By upholding a trial court’s earlier denial of Davos’ motion to dismiss for lack of personal jurisdiction in Florida, the appeals court allows international bankers Fernandez and Sotillo to proceed with their 2011 fraud lawsuit against Osio and the Davos Group. Fernandez and Sotillo were ousted from a partnership interest in Davos in 2010 when they learned of a number of improper actions that Osio had taken. Osio has also been dogged by allegations of wrongdoing in other jurisdictions.
Osio tried to deflect responsibility to his mother, Isabel Cecilia Montiel de Osio, claiming that the partnership assets were part of an offshore trust that was set up to benefit her. He alleged that she had loaned money to various Davos Group financial services companies but was unable to specify to which companies and in what amounts.

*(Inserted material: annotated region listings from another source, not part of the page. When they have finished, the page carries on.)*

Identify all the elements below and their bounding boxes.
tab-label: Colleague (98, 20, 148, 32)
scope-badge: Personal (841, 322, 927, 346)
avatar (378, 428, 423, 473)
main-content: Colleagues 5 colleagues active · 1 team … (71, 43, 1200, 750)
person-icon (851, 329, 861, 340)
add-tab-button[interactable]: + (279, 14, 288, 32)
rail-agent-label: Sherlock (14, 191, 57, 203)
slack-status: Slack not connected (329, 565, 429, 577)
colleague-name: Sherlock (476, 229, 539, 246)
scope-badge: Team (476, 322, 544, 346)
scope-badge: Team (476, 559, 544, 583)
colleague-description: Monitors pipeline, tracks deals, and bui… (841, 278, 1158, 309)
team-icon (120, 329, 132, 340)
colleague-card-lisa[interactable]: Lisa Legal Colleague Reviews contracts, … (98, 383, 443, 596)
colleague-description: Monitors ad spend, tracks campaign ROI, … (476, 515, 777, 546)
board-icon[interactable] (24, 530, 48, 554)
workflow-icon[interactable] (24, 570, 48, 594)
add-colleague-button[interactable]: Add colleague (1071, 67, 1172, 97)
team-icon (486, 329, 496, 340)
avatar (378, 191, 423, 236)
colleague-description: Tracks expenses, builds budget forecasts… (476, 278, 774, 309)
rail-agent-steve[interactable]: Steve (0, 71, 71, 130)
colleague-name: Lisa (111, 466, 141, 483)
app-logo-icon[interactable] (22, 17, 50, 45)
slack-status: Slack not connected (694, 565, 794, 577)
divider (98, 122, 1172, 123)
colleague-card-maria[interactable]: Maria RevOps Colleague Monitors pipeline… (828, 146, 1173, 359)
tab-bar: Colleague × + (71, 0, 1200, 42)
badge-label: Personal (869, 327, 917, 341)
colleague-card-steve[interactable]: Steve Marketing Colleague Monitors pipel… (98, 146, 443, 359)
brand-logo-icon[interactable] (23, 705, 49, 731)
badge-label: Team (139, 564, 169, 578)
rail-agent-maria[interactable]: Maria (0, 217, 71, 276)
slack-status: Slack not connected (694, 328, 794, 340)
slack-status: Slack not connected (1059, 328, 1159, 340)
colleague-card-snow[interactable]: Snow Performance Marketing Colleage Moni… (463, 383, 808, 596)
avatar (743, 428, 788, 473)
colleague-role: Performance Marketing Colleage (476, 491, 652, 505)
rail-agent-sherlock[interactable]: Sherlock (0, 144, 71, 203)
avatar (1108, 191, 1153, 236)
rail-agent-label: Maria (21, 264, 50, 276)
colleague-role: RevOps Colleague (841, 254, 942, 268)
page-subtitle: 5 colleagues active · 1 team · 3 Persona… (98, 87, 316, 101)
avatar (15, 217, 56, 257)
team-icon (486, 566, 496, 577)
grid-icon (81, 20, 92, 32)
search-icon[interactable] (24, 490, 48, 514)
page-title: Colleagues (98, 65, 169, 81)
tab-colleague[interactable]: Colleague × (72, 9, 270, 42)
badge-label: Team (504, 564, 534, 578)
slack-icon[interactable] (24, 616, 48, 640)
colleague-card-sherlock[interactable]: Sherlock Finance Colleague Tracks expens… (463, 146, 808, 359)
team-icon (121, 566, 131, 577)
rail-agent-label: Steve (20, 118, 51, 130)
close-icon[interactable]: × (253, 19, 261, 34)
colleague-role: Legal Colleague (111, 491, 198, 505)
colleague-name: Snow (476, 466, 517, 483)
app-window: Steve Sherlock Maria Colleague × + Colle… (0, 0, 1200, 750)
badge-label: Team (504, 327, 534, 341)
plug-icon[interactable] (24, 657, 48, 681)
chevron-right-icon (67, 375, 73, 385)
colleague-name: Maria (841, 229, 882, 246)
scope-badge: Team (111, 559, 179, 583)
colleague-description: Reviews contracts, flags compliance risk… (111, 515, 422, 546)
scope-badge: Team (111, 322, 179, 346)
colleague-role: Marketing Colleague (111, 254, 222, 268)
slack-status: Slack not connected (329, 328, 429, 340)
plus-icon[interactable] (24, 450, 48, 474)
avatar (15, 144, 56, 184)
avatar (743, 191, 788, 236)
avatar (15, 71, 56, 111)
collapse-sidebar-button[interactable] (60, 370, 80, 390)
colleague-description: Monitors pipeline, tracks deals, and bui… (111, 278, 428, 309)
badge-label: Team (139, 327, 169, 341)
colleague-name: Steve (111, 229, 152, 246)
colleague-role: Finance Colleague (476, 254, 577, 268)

Several Davos companies moved to dismiss the lawsuit, claiming that they were exclusively foreign and had no contacts with the State of Florida. However, evidence discovered and shown to the trial court proved that all the entities were controlled and directed from Miami. Osio himself testified that he controlled the trust and its constituent entities and that he could do whatever he wanted with the companies and their assets, including granting himself a loan to purchase a luxury apartment in Paris.
“The evidence in the record overwhelmingly showed that the offshore entities in the Davos Group were foreign in name only,” said Diaz Reus partner Brant Hadaway, who argued the case in both the trial and appellate courts. “Osio and his right-hand person, group comptroller Naemar Beltran, also a defendant in the lawsuit, orchestrated everything from an office in Coconut Grove, right across the street from Miami City Hall. These companies are no more ‘foreign’ than I am.”
Diaz Reus partner Gary Davidson added, “One of the companies is an Antigua bank that first came to court saying, under oath, that it did no business in Florida. But that turned out to be completely untrue – the bank had millions of dollars in mortgages on South Florida real estate, despite not having registered to do business in Florida, and every key decision was made from Miami.”
“It was incredible,” said Hadaway. “As a witness for the bank, they produced an employee from Antigua who had no idea what was going on. She didn’t even know who the bank’s customers were. And of course she didn’t know; she was in Antigua. The decisions were being made here, in Miami.”
“The fact that the appellate court affirmed without an opinion strongly indicates that the panel saw this as an open and shut case,” said Hadaway. “The next step will be to depose Mr. Osio’s mother, who is also a defendant in the case. A motion to compel her deposition has been filed.”